La prima di sabato 21 gennaio, nell’ambito della rassegna SIPARIO-MARTE,  ha riempito la sala Ferrero del Teatro Comunale e ha trasmesso quanto il personaggio mitico della Earhart ha lasciato in eredità al suo tempo e alle generazioni successive, ovvero il coraggio di osare.

Di lei è stato detto molto e molto si parla ancora, nonostante, e a causa, della sua prematura sparizione nel 1937 in una trasvolata oceanica, nel tentativo di giro del mondo. Giusy Barone, accompagnata per tutta la durata del monologo dal pianoforte di Riccardo Gresino, ha scelto di dare la prevalenza ad un registro poetico, che restituisce le emozioni fortissime alla base di una passione.

I fatti storici ci sono e sono fortemente documentati. Riguardano la vita di Lady Lindy, le date delle sue imprese (o meglio “avventure ad alta quota”, il termine imprese, più serio e ardito, era dedicato dai giornali dell’epoca ai voli di Lindbergh, e  non a quelli di una donna), i luoghi e le sue dichiarazioni.

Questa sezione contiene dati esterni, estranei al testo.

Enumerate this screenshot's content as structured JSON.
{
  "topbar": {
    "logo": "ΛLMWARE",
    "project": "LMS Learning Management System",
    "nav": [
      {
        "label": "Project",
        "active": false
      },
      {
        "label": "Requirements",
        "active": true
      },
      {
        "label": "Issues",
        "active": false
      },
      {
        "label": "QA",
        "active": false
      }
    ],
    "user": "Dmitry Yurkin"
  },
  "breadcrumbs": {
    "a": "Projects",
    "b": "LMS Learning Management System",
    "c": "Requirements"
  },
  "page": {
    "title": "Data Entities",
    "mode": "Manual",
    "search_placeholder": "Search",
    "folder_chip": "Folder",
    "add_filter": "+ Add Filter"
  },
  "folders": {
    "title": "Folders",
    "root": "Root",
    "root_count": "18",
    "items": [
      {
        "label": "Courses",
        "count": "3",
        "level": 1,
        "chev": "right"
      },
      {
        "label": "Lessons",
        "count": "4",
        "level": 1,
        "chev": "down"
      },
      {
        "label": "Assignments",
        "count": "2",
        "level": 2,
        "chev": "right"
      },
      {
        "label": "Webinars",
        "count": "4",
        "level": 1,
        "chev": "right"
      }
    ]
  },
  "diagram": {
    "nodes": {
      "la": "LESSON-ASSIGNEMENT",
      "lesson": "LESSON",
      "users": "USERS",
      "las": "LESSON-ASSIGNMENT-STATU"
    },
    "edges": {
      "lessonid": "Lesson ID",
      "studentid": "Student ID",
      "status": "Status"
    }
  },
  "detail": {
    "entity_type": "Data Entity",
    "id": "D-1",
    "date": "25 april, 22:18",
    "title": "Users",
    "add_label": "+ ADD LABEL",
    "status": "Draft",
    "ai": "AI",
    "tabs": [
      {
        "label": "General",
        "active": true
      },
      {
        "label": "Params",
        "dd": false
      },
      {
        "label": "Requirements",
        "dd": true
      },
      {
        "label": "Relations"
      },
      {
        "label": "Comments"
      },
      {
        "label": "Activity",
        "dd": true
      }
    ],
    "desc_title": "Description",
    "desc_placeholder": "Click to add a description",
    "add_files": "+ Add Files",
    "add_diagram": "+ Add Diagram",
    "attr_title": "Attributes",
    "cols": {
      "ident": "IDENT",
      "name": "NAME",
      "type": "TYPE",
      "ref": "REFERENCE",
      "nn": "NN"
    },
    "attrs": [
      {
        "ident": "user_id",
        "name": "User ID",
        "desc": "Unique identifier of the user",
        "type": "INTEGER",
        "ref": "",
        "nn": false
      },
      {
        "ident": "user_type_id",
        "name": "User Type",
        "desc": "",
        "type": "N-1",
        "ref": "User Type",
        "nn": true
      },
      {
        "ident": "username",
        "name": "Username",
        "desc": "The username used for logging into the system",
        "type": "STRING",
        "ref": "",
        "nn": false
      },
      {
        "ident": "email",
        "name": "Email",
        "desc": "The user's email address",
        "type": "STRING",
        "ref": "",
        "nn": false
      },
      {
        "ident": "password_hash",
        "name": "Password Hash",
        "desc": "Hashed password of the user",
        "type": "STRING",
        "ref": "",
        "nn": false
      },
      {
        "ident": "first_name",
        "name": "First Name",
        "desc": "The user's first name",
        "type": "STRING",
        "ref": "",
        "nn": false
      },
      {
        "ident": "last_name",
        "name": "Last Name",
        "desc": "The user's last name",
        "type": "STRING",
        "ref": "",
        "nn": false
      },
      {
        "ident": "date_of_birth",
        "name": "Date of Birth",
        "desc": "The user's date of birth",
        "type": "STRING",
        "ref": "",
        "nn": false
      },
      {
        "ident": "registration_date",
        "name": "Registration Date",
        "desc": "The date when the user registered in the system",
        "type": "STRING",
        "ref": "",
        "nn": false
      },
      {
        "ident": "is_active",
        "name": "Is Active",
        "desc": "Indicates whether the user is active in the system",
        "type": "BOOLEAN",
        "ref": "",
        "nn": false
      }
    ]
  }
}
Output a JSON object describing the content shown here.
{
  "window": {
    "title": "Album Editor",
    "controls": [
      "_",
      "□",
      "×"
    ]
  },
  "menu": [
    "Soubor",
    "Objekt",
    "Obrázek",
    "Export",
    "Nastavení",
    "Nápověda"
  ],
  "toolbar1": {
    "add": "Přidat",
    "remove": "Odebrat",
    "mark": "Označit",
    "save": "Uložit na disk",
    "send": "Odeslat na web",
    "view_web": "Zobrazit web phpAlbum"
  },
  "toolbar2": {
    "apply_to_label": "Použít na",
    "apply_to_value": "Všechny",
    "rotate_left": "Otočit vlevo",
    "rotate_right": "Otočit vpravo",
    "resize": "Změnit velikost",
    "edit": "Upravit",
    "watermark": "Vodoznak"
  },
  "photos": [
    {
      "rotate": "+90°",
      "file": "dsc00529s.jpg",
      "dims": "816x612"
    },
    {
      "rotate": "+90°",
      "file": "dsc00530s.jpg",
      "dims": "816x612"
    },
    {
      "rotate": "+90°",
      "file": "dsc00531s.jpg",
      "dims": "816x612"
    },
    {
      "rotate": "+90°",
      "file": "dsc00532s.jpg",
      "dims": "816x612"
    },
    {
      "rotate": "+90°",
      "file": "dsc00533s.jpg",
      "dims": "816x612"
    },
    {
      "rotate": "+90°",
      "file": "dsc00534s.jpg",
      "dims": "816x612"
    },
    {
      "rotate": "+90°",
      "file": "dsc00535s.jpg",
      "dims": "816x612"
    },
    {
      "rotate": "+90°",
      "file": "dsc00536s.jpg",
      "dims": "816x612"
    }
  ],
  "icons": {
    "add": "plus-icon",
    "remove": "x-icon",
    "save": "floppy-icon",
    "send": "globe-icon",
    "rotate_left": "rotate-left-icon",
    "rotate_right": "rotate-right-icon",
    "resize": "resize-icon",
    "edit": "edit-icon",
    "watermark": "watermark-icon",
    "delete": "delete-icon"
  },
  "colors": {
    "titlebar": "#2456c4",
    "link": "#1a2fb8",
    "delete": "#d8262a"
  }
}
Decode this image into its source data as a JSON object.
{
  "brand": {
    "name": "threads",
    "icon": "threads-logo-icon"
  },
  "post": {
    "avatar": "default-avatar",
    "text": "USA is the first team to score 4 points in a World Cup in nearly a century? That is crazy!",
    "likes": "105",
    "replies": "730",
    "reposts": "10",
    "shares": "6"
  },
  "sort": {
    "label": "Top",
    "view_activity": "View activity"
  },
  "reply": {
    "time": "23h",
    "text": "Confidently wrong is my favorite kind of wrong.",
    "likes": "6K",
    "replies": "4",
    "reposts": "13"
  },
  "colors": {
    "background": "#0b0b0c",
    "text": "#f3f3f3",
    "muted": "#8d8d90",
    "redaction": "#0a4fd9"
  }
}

Ma il  cuore pulsante dello spettacolo prende spunto dai fatti e si eleva, suggerendo la sensazione del volo, il ronzio dei motori, il rumore della pioggia e la paura affrontata e non negata. In mezzo ad aeroplani di carta, lettere, oggetti che ricordano le domande sciocche dei giornalisti , Giusy Barone è una ragazza che osa fare ciò che si sente e non ciò che ci si aspetta da lei. E’ un’Amelia semplice e spogliata di tutte le leggende legate al suo personaggio, quella che emerge, ma proprio questa essenzialità ne accresce e sublima il mito. Ed è “Somewhere Over The Rainbow”, a tratti anche cantata, la seconda anima musicale portante, in uno spettacolo dove la musica scorre e suggerisce realtà contro futilità delle cronache, fatti e numeri contro pure sensazioni.

Un testo ben calibrato che incarna la dichiarazione contenuta nell’incipit: ”L’importante non è quello che è stato , ma quello che si è ispirato e che da quel mito è nato”.

Molti applausi alla Sala Ferrero a sottolineare il grande successo di pubblico.